On March 25, 2014, the Supreme Court of the United States unanimously ruled that severance payments ─ that are not linked to the receipt of state unemployment benefits ─ are taxable wages subject to the Federal Insurance Contributions Act (“FICA”). United States v. Quality Stores, Inc., 572 U.S. ___ (2014). Specifically, the Supreme Court ruled that the severance payments made to employees who were terminated involuntarily fit within the broad definition of “wages” under both FICA § 3121(a) and Internal Revenue Code § 3401(a).
As part of Quality Stores’ Chapter 11 bankruptcy, severance payments were made to its employees in amounts that varied based on seniority and time of service. Notably, the severance payments made were not tied to the receipt of state unemployment benefits. After Quality Stores paid and withheld taxes required under FICA, the company determined that the severance payments should not have been taxed as wages and sought a refund. The Bankruptcy Court, District Court, and Sixth Circuit Court of Appeals all ruled in favor of Quality Stores, concluding that severance payments are not wages under FICA. The Sixth Circuit based its decision entirely on the definition of wages set forth by the Internal Revenue Code § 3401(a). The Supreme Court ruled that this interpretation of § 3401(a) was incorrect.
The Supreme Court began its analysis by examining whether the severance payments at issue were wages pursuant to FICA § 3121(a), which defines “wages” as “all remuneration for employment.” “Employment” is defined as “any service . . . performed . . . by an employee.” Under its plain meaning, the Court found severance payments were clearly wages because the amounts paid varied according to the employee’s seniority and time served, which evidences that they were made like any other benefit given to an employee for his/her services. Moreover, the Court found the payments were wages under FICA because the law exempts certain termination-related payments from the definition of wages, including severance payments made because of “retirement for disability,” ─ a provision that would be superfluous if all severance payments were exempt. In addition, relying on its prior decision in Rowan Cos. v.
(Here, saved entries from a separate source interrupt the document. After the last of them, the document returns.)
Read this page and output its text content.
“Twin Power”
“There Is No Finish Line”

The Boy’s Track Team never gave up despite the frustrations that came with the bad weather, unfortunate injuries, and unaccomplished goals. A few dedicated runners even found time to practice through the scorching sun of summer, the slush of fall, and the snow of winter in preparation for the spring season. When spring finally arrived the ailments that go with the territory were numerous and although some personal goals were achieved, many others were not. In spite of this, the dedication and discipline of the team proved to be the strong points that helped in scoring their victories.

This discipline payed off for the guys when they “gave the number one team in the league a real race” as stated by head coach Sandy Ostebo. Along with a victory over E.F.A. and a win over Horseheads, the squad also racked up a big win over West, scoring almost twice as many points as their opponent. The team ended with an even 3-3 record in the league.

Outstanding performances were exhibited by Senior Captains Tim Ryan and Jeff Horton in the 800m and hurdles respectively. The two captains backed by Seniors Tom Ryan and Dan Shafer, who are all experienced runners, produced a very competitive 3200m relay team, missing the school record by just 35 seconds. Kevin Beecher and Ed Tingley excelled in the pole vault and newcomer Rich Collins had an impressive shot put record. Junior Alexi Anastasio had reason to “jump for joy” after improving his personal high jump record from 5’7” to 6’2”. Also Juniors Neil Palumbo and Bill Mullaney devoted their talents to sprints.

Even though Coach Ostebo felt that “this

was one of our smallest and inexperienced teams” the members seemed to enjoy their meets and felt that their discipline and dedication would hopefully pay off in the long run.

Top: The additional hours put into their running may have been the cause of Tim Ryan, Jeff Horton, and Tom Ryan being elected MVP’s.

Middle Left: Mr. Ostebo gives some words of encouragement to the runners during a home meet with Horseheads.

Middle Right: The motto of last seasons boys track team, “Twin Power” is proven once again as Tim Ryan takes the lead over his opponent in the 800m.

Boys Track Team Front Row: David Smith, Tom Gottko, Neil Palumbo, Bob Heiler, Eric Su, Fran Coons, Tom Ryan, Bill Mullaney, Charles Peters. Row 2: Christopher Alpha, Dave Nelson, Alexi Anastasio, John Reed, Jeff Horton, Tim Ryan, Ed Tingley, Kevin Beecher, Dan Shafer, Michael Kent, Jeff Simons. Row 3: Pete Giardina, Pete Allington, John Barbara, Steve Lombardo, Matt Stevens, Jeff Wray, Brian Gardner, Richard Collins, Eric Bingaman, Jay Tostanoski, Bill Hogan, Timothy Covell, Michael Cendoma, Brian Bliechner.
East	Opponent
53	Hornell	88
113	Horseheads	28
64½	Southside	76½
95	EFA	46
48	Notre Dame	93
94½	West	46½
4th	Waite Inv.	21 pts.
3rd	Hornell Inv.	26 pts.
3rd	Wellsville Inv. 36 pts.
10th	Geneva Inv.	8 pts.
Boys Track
United States, 452 U.S. 247 (1981), the Court ruled that “‘simplicity of administration and consistency of statutory interpretation instruct that the meaning of ‘wages’ should be in general the same for income-tax withholding and for FICA calculations.” Accordingly, the Court held that severance payments “made to employees terminated against their will, [which] were varied based on job seniority and time served, and were not linked to the receipt of state unemployment benefits” constitute taxable wages under FICA.